Trump Wants Stability From China — Xi Holds the Leverage
Tariffs have stopped working as pressure; Washington is now looking for managed trade, rare-earth access, and a summit it can call successful.
The immediate news is that Donald Trump is headed to meet Xi Jinping next week, with
The Economist saying it is the first of four expected Trump-Xi meetings in 2026. But the deeper shift is that Washington is no longer trying to force a strategic break with Beijing; it is trying to cap the damage.
Reuters says Trump’s tariff campaign has not changed China’s trade or military behavior, and that U.S. policy now looks inconsistent enough to unsettle its own officials. For
Global Politics, that is the key fact: China is setting the tempo, not the United States.
Washington is bargaining from weakness
Trump’s original idea was simple: use tariffs to force concessions. Reuters says that strategy stalled, even though the U.S. goods trade deficit with China fell by 32% to $202 billion in 2025 and tariffs helped cut some trade flows (
Reuters). The problem is that Beijing did not bend on the things Washington actually wants: industrial policy, military posture, or strategic restraint. Reuters also reports that the administration’s reversals — blacklisting Chinese firms one minute and easing semiconductor access the next — have weakened its credibility (
Reuters).
That leaves the White House in a classic managed-competition posture. U.S. Trade Representative Jamieson Greer has said Washington wants “stability” and access to Chinese rare earths, not “massive confrontation” (
Al Jazeera/Reuters). In other words, the U.S. is negotiating around China’s leverage, not eliminating it.
Beijing still owns the choke points
China’s strongest card is not rhetoric. It is supply-chain control. Reuters says Beijing’s near-monopoly on rare-earth refining forced the two sides into an uneasy détente earlier this year when China threatened to squeeze supplies needed by U.S. industry (
Reuters). That gives Xi room to wait while Trump needs a summit win.
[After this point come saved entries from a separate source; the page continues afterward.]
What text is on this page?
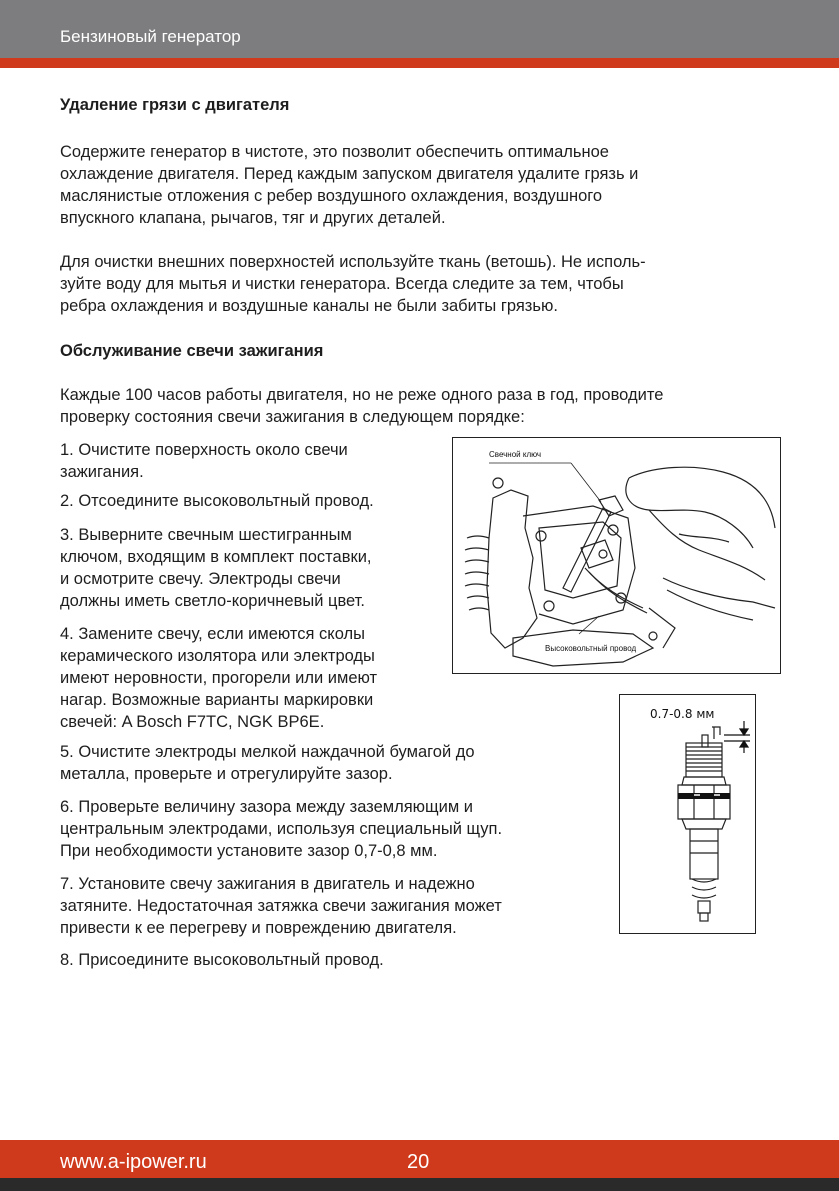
Бензиновый генератор
Удаление грязи с двигателя
Содержите генератор в чистоте, это позволит обеспечить оптимальное
охлаждение двигателя. Перед каждым запуском двигателя удалите грязь и
маслянистые отложения с ребер воздушного охлаждения, воздушного
впускного клапана, рычагов, тяг и других деталей.
Для очистки внешних поверхностей используйте ткань (ветошь). Не исполь-
зуйте воду для мытья и чистки генератора. Всегда следите за тем, чтобы
ребра охлаждения и воздушные каналы не были забиты грязью.
Обслуживание свечи зажигания
Каждые 100 часов работы двигателя, но не реже одного раза в год, проводите
проверку состояния свечи зажигания в следующем порядке:
1. Очистите поверхность около свечи
зажигания.
2. Отсоедините высоковольтный провод.
3. Выверните свечным шестигранным
ключом, входящим в комплект поставки,
и осмотрите свечу. Электроды свечи
должны иметь светло-коричневый цвет.
4. Замените свечу, если имеются сколы
керамического изолятора или электроды
имеют неровности, прогорели или имеют
нагар. Возможные варианты маркировки
свечей: A Bosch F7TC, NGK BP6E.
5. Очистите электроды мелкой наждачной бумагой до
металла, проверьте и отрегулируйте зазор.
6. Проверьте величину зазора между заземляющим и
центральным электродами, используя специальный щуп.
При необходимости установите зазор 0,7-0,8 мм.
7. Установите свечу зажигания в двигатель и надежно
затяните. Недостаточная затяжка свечи зажигания может
привести к ее перегреву и повреждению двигателя.
8. Присоедините высоковольтный провод.
Свечной ключ
Высоковольтный провод
0.7-0.8 мм
www.a-ipower.ru	20
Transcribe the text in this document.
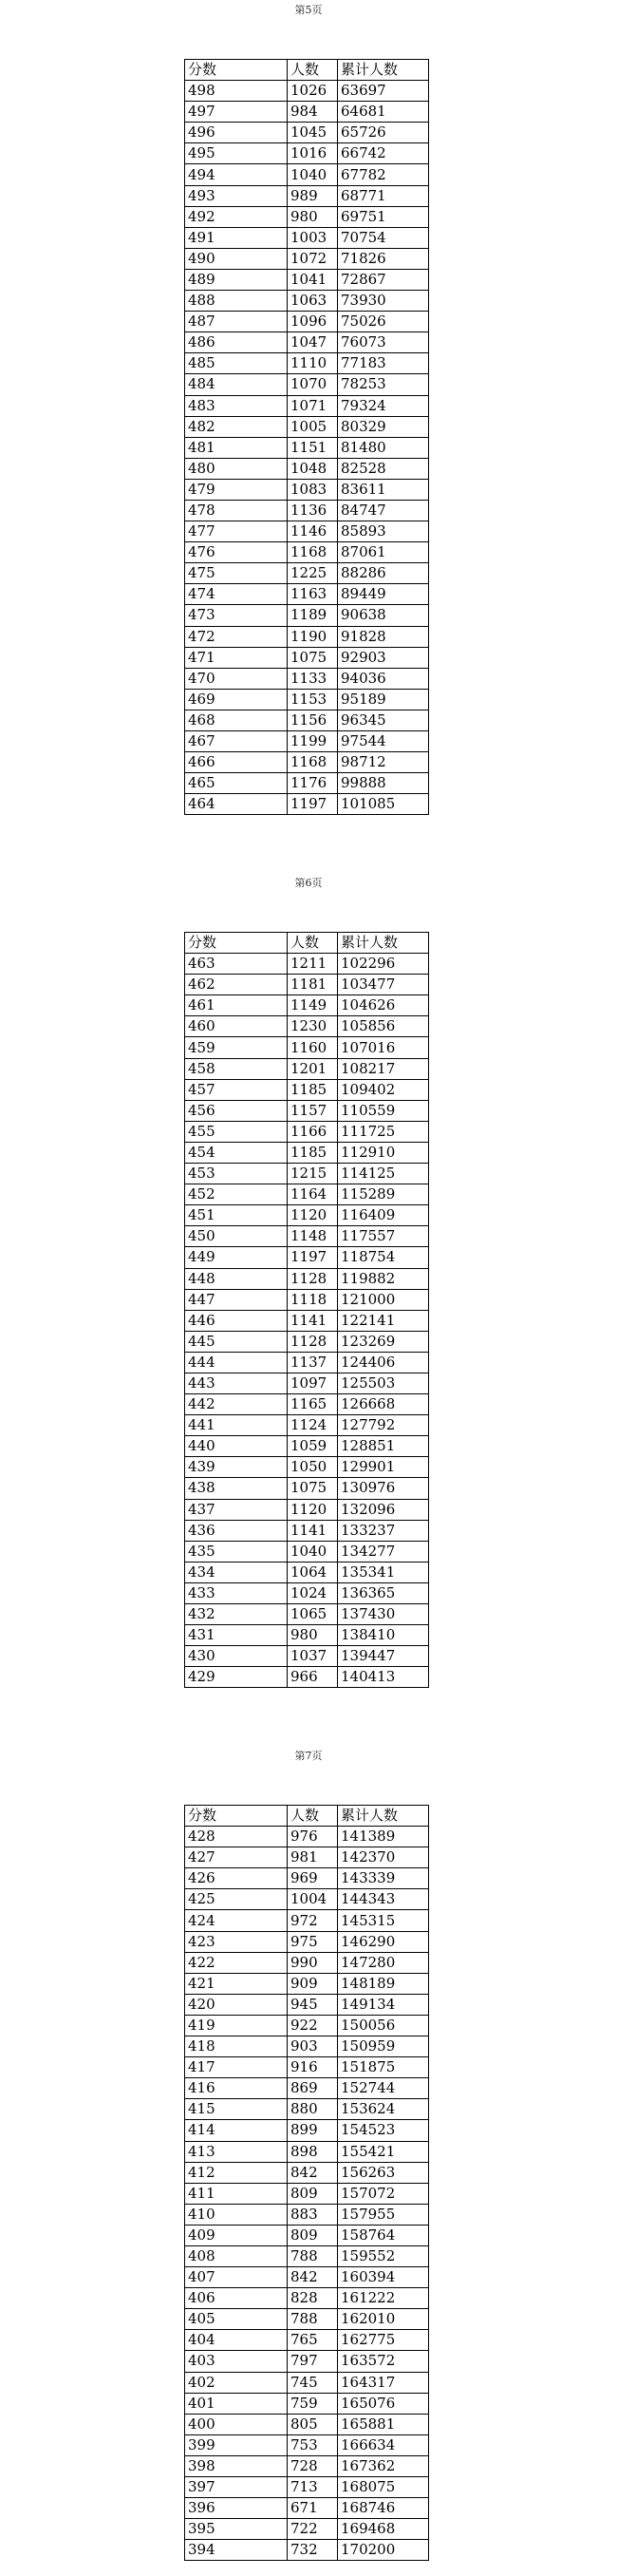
第5页
分数	人数	累计人数
498	1026	63697
497	984	64681
496	1045	65726
495	1016	66742
494	1040	67782
493	989	68771
492	980	69751
491	1003	70754
490	1072	71826
489	1041	72867
488	1063	73930
487	1096	75026
486	1047	76073
485	1110	77183
484	1070	78253
483	1071	79324
482	1005	80329
481	1151	81480
480	1048	82528
479	1083	83611
478	1136	84747
477	1146	85893
476	1168	87061
475	1225	88286
474	1163	89449
473	1189	90638
472	1190	91828
471	1075	92903
470	1133	94036
469	1153	95189
468	1156	96345
467	1199	97544
466	1168	98712
465	1176	99888
464	1197	101085
第6页
分数	人数	累计人数
463	1211	102296
462	1181	103477
461	1149	104626
460	1230	105856
459	1160	107016
458	1201	108217
457	1185	109402
456	1157	110559
455	1166	111725
454	1185	112910
453	1215	114125
452	1164	115289
451	1120	116409
450	1148	117557
449	1197	118754
448	1128	119882
447	1118	121000
446	1141	122141
445	1128	123269
444	1137	124406
443	1097	125503
442	1165	126668
441	1124	127792
440	1059	128851
439	1050	129901
438	1075	130976
437	1120	132096
436	1141	133237
435	1040	134277
434	1064	135341
433	1024	136365
432	1065	137430
431	980	138410
430	1037	139447
429	966	140413
第7页
分数	人数	累计人数
428	976	141389
427	981	142370
426	969	143339
425	1004	144343
424	972	145315
423	975	146290
422	990	147280
421	909	148189
420	945	149134
419	922	150056
418	903	150959
417	916	151875
416	869	152744
415	880	153624
414	899	154523
413	898	155421
412	842	156263
411	809	157072
410	883	157955
409	809	158764
408	788	159552
407	842	160394
406	828	161222
405	788	162010
404	765	162775
403	797	163572
402	745	164317
401	759	165076
400	805	165881
399	753	166634
398	728	167362
397	713	168075
396	671	168746
395	722	169468
394	732	170200
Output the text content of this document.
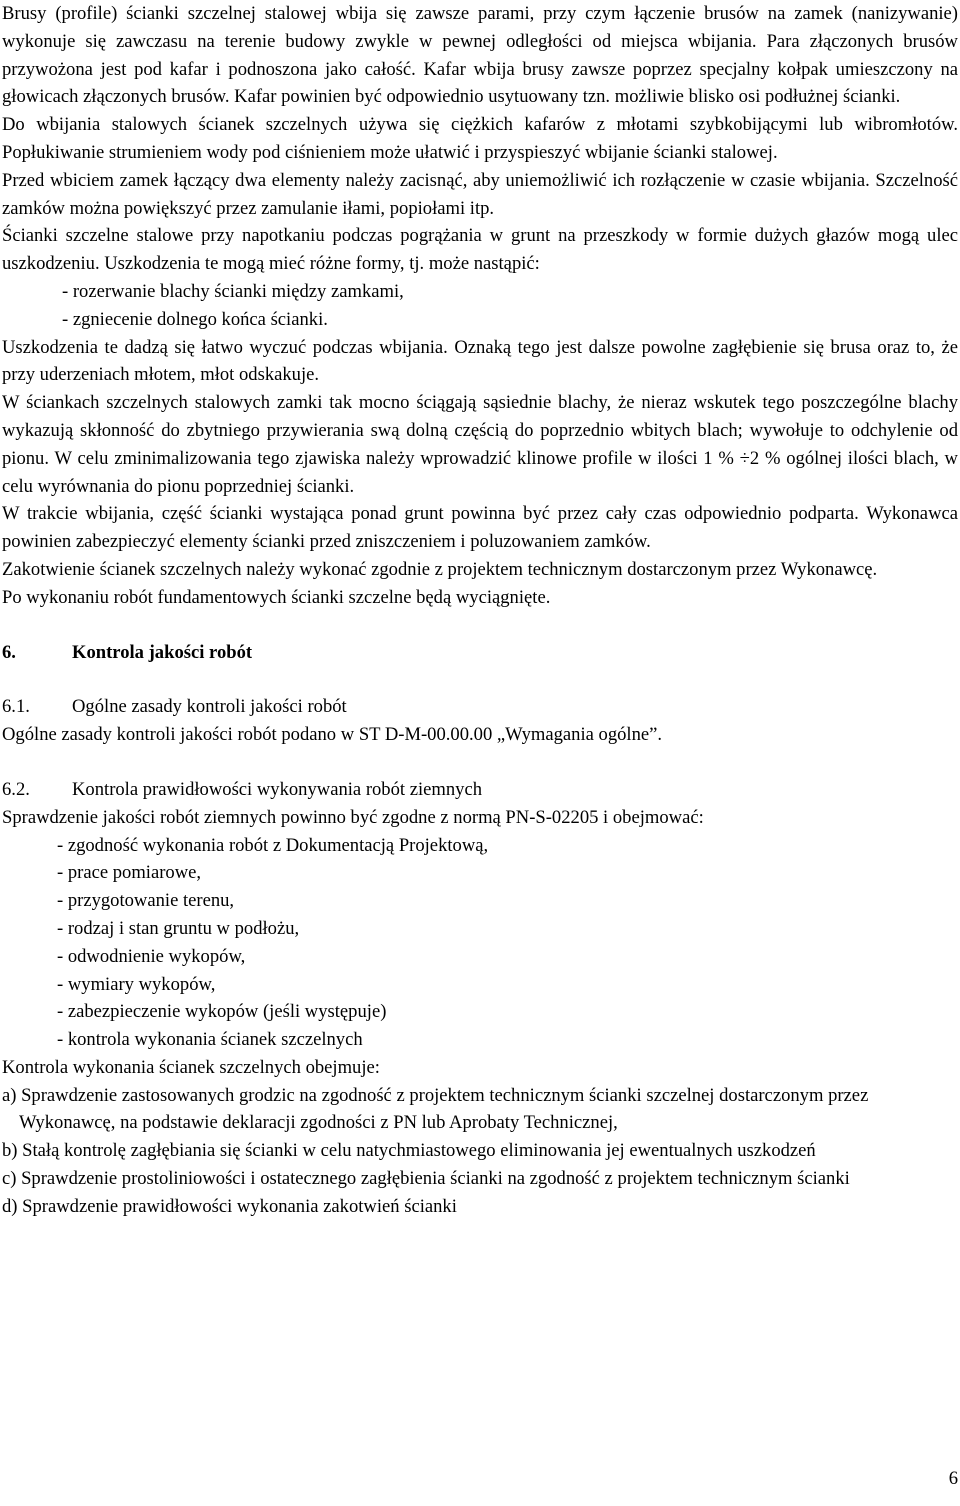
Brusy (profile) ścianki szczelnej stalowej wbija się zawsze parami, przy czym łączenie brusów na zamek (nanizywanie) wykonuje się zawczasu na terenie budowy zwykle w pewnej odległości od miejsca wbijania. Para złączonych brusów przywożona jest pod kafar i podnoszona jako całość. Kafar wbija brusy zawsze poprzez specjalny kołpak umieszczony na głowicach złączonych brusów. Kafar powinien być odpowiednio usytuowany tzn. możliwie blisko osi podłużnej ścianki.

Do wbijania stalowych ścianek szczelnych używa się ciężkich kafarów z młotami szybkobijącymi lub wibromłotów. Popłukiwanie strumieniem wody pod ciśnieniem może ułatwić i przyspieszyć wbijanie ścianki stalowej.

Przed wbiciem zamek łączący dwa elementy należy zacisnąć, aby uniemożliwić ich rozłączenie w czasie wbijania. Szczelność zamków można powiększyć przez zamulanie iłami, popiołami itp.

Ścianki szczelne stalowe przy napotkaniu podczas pogrążania w grunt na przeszkody w formie dużych głazów mogą ulec uszkodzeniu. Uszkodzenia te mogą mieć różne formy, tj. może nastąpić:

- rozerwanie blachy ścianki między zamkami,

- zgniecenie dolnego końca ścianki.

Uszkodzenia te dadzą się łatwo wyczuć podczas wbijania. Oznaką tego jest dalsze powolne zagłębienie się brusa oraz to, że przy uderzeniach młotem, młot odskakuje.

W ściankach szczelnych stalowych zamki tak mocno ściągają sąsiednie blachy, że nieraz wskutek tego poszczególne blachy wykazują skłonność do zbytniego przywierania swą dolną częścią do poprzednio wbitych blach; wywołuje to odchylenie od pionu. W celu zminimalizowania tego zjawiska należy wprowadzić klinowe profile w ilości 1 % ÷2 % ogólnej ilości blach, w celu wyrównania do pionu poprzedniej ścianki.

W trakcie wbijania, część ścianki wystająca ponad grunt powinna być przez cały czas odpowiednio podparta. Wykonawca powinien zabezpieczyć elementy ścianki przed zniszczeniem i poluzowaniem zamków.

Zakotwienie ścianek szczelnych należy wykonać zgodnie z projektem technicznym dostarczonym przez Wykonawcę.

Po wykonaniu robót fundamentowych ścianki szczelne będą wyciągnięte.

6.	Kontrola jakości robót
6.1.	Ogólne zasady kontroli jakości robót

Ogólne zasady kontroli jakości robót podano w ST D-M-00.00.00 „Wymagania ogólne”.

6.2.	Kontrola prawidłowości wykonywania robót ziemnych

Sprawdzenie jakości robót ziemnych powinno być zgodne z normą PN-S-02205 i obejmować:

- zgodność wykonania robót z Dokumentacją Projektową,

- prace pomiarowe,

- przygotowanie terenu,

- rodzaj i stan gruntu w podłożu,

- odwodnienie wykopów,

- wymiary wykopów,

- zabezpieczenie wykopów (jeśli występuje)

- kontrola wykonania ścianek szczelnych

Kontrola wykonania ścianek szczelnych obejmuje:

a) Sprawdzenie zastosowanych grodzic na zgodność z projektem technicznym ścianki szczelnej dostarczonym przez Wykonawcę, na podstawie deklaracji zgodności z PN lub Aprobaty Technicznej,

b) Stałą kontrolę zagłębiania się ścianki w celu natychmiastowego eliminowania jej ewentualnych uszkodzeń

c) Sprawdzenie prostoliniowości i ostatecznego zagłębienia ścianki na zgodność z projektem technicznym ścianki

d) Sprawdzenie prawidłowości wykonania zakotwień ścianki

6
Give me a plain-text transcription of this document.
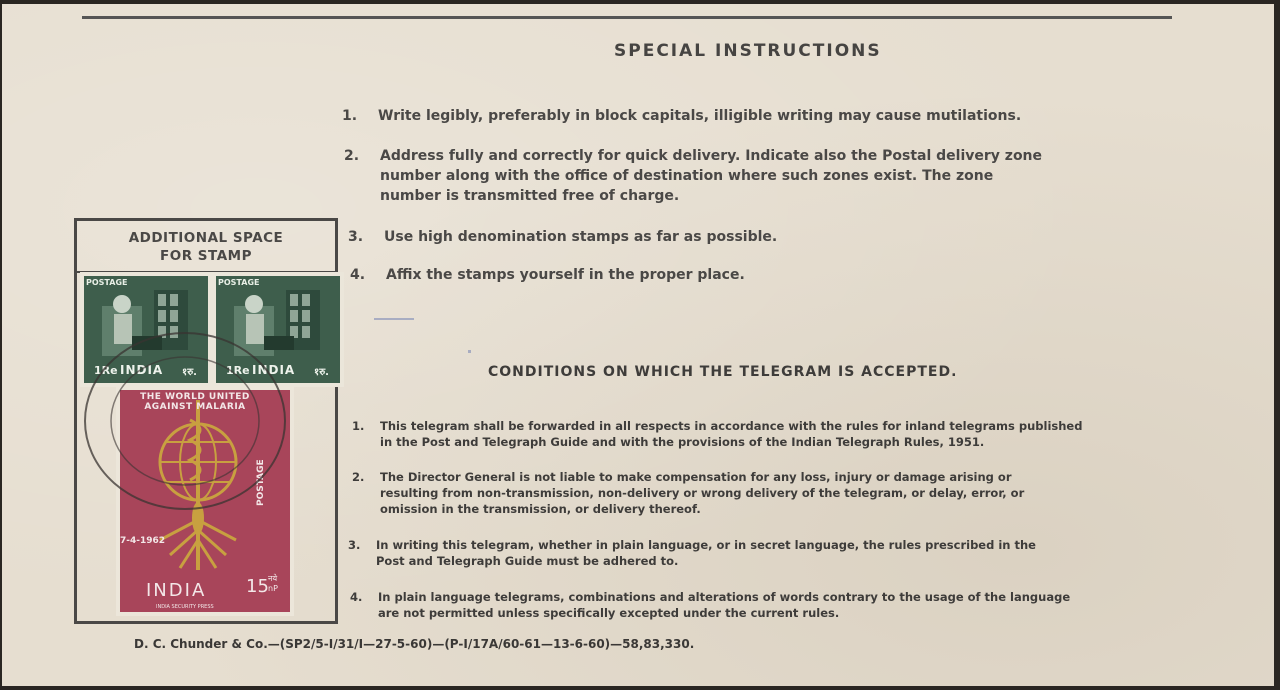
SPECIAL INSTRUCTIONS
1. Write legibly, preferably in block capitals, illigible writing may cause mutilations.
2. Address fully and correctly for quick delivery. Indicate also the Postal delivery zone
number along with the office of destination where such zones exist. The zone
number is transmitted free of charge.
3. Use high denomination stamps as far as possible.
4. Affix the stamps yourself in the proper place.
CONDITIONS ON WHICH THE TELEGRAM IS ACCEPTED.
1. This telegram shall be forwarded in all respects in accordance with the rules for inland telegrams published
in the Post and Telegraph Guide and with the provisions of the Indian Telegraph Rules, 1951.
2. The Director General is not liable to make compensation for any loss, injury or damage arising or
resulting from non-transmission, non-delivery or wrong delivery of the telegram, or delay, error, or
omission in the transmission, or delivery thereof.
3. In writing this telegram, whether in plain language, or in secret language, the rules prescribed in the
Post and Telegraph Guide must be adhered to.
4. In plain language telegrams, combinations and alterations of words contrary to the usage of the language
are not permitted unless specifically excepted under the current rules.
D. C. Chunder & Co.—(SP2/5-I/31/I—27-5-60)—(P-I/17A/60-61—13-6-60)—58,83,330.
ADDITIONAL SPACE
FOR STAMP
POSTAGE
1Re INDIA १रु.
POSTAGE
1Re INDIA १रु.
THE WORLD UNITED AGAINST MALARIA
7-4-1962
POSTAGE
INDIA 15 नये
nP
INDIA SECURITY PRESS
Brookings says the most likely outcome is a trade truce extension: continued Chinese exports of rare earths and purchases of U.S. farm goods in exchange for partial tariff relief and a pause on tighter export controls. Beijing’s priorities are narrower but more strategic: preserve access to U.S. technology and stop further tightening on chips and other sensitive goods (
Brookings). For
United States, that means Trump can probably secure optics and some commercial pledges — but not a structural reset.
What to watch next
The next decision point is the summit itself. If Trump and Xi come out with a truce extension, rare-earth assurances, and talk of a “board of trade” or similar managed-trade mechanism, that will confirm the bargain on offer: America accepts narrower objectives, and China trades just enough to keep pressure off its core interests (
Reuters;
Brookings). If there is no concrete deal on tariffs, export controls, or purchases, then the real story will be the same one Reuters already flagged: Washington has lost the ability to coerce Beijing, and Beijing knows it.